Show that $2222^{5555} + 5555^{2222}$ is divisible by 7 (without modular arithmetic)

Question

I tried using the following approach:

$$x=2222^{5555}+5555^{2222} = (2222^5)^{1111}+(5555^2)^{1111}$$

Now we know $(x^n+y^n)$ is divisible by $(x+y)$ for odd natural number $n$. So,

$$x=(2222^5+5555^2)k,\ k\in N$$

$$x=(1111^2)(32\cdot1111^3+25)k$$

The term in parentheses was found to be $54165190296027657$, which is divisible by $7$. Thus $7 | x$.

Another method (edit):

We can also write $$2222^{5555} = (7\times 317+3)^{5555} = 7p+3^{5555}$$ Similarly $$5555^{2222}=(793\times7+4)^{2222} = 7q+4^{2222}$$

So we have $$x=7(p+q)+(3^5+4^2)r$$ Here we have $3^5+4^2$ is divisible by $7$. So $x$ is also divisible by $7$.

But is there a simple way without multiplication of large numbers?
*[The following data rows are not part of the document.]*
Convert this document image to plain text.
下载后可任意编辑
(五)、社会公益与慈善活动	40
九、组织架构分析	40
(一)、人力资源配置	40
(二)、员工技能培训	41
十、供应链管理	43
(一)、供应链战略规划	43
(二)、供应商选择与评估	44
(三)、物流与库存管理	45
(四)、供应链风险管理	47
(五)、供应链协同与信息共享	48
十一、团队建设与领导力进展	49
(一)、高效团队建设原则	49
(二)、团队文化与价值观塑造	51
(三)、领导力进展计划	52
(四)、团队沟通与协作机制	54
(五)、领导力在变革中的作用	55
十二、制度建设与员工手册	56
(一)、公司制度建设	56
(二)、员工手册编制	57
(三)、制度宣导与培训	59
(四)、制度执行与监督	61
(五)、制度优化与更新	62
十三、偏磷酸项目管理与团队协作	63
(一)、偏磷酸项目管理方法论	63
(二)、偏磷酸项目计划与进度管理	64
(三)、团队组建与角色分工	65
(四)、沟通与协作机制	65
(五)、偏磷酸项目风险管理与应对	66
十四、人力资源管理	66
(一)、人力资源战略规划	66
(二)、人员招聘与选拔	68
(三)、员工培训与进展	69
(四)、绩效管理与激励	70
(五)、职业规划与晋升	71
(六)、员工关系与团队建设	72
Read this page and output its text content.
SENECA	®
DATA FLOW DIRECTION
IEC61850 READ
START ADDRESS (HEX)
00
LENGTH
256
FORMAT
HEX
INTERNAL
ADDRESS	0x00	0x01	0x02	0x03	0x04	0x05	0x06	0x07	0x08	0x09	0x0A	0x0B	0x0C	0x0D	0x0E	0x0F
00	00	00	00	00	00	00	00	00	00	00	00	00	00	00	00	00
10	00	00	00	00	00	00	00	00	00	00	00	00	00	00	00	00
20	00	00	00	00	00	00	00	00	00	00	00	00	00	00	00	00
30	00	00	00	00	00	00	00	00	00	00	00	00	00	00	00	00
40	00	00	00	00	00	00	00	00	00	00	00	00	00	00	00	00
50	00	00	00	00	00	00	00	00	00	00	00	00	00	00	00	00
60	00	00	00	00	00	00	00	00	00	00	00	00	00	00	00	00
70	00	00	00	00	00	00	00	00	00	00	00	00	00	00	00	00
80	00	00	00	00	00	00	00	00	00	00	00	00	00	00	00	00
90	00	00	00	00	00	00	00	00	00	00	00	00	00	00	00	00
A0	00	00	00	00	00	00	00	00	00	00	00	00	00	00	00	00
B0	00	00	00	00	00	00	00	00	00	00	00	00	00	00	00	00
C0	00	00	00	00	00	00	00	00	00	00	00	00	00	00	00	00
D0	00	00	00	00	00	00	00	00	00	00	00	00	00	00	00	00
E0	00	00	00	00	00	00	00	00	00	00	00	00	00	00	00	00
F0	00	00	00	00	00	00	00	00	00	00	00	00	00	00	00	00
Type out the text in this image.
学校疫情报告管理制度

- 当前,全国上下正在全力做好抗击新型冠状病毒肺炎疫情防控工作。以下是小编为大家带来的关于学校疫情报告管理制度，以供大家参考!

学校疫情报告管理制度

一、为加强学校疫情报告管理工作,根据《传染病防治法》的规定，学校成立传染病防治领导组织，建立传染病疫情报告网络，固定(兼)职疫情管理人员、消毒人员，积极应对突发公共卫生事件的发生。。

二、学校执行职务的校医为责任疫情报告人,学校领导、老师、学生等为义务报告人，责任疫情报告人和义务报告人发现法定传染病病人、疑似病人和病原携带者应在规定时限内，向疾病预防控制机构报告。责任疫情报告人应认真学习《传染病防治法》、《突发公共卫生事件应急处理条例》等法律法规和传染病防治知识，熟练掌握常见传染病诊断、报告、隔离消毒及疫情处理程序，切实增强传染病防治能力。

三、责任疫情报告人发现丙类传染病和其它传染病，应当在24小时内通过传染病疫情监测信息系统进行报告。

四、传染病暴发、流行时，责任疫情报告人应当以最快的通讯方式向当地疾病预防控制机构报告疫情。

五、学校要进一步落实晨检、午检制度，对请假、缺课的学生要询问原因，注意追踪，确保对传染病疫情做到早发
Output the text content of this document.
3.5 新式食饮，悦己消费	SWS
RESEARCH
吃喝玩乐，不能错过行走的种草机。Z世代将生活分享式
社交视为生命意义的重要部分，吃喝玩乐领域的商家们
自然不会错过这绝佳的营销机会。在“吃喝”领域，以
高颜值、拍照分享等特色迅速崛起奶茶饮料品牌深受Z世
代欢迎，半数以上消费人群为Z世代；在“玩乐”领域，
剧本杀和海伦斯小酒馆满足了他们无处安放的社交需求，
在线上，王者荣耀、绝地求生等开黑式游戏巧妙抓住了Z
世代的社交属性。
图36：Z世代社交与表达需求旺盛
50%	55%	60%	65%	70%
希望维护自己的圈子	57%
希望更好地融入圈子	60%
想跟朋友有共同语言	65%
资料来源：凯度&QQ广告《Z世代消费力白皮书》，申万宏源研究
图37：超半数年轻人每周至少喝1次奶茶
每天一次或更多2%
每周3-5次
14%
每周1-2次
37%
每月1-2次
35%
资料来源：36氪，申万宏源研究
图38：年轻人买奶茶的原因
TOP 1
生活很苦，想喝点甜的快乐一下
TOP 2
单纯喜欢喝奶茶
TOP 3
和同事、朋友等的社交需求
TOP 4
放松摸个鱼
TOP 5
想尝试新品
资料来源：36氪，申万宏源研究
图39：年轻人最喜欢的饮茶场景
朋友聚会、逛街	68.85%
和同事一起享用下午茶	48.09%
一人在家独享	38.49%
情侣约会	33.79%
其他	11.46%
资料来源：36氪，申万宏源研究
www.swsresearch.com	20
Thank you!

Answer 1

We have

\begin{align} 2222^5 + 5555^2&=2222^5 +5555^5-5555^5+ 5555^2\\ &=2222^5 +5555^5-5555^2( 5555^3-1)\\ \end{align}

$2222^5 +5555^5$ is divisible by $2222+5555=7(1111)$ as $5$ is odd.

$$5555^3-1=(7\times793+4)^3-1=7p+4^3-1=7p+63$$

is divisible by $7$.

Answer 2

Because $2226$ divided by $7$, $5551$ divided by $7$,

$a^n-b^n=(a-b)(a^{n-1}+...+b^{n-1})$, for odd $n$ we have $a^n+b^n=(a+b)(a^{n-1}-...+b^{n-1})$ and $$2222^{5555}+5555^{2222}=$$ $$=(2226-4)^{5555}+4^{5555}+$$ $$+(5551+4)^{2222}-4^{2222}+$$ $$-\left(4^{5555}-4^{2222}\right)$$ and $$4^{5555}-4^{2222}=4^{2222}\left(4^{3333}-1\right),$$ where the last expression divided by $4^3-1$, which divided by $7$.

Answer 3

Apparently, you know that $x^n+y^n$ is divisible by $x+y$ for $n$ odd. So $7\mid 1113\mid 1111^3+2^3$.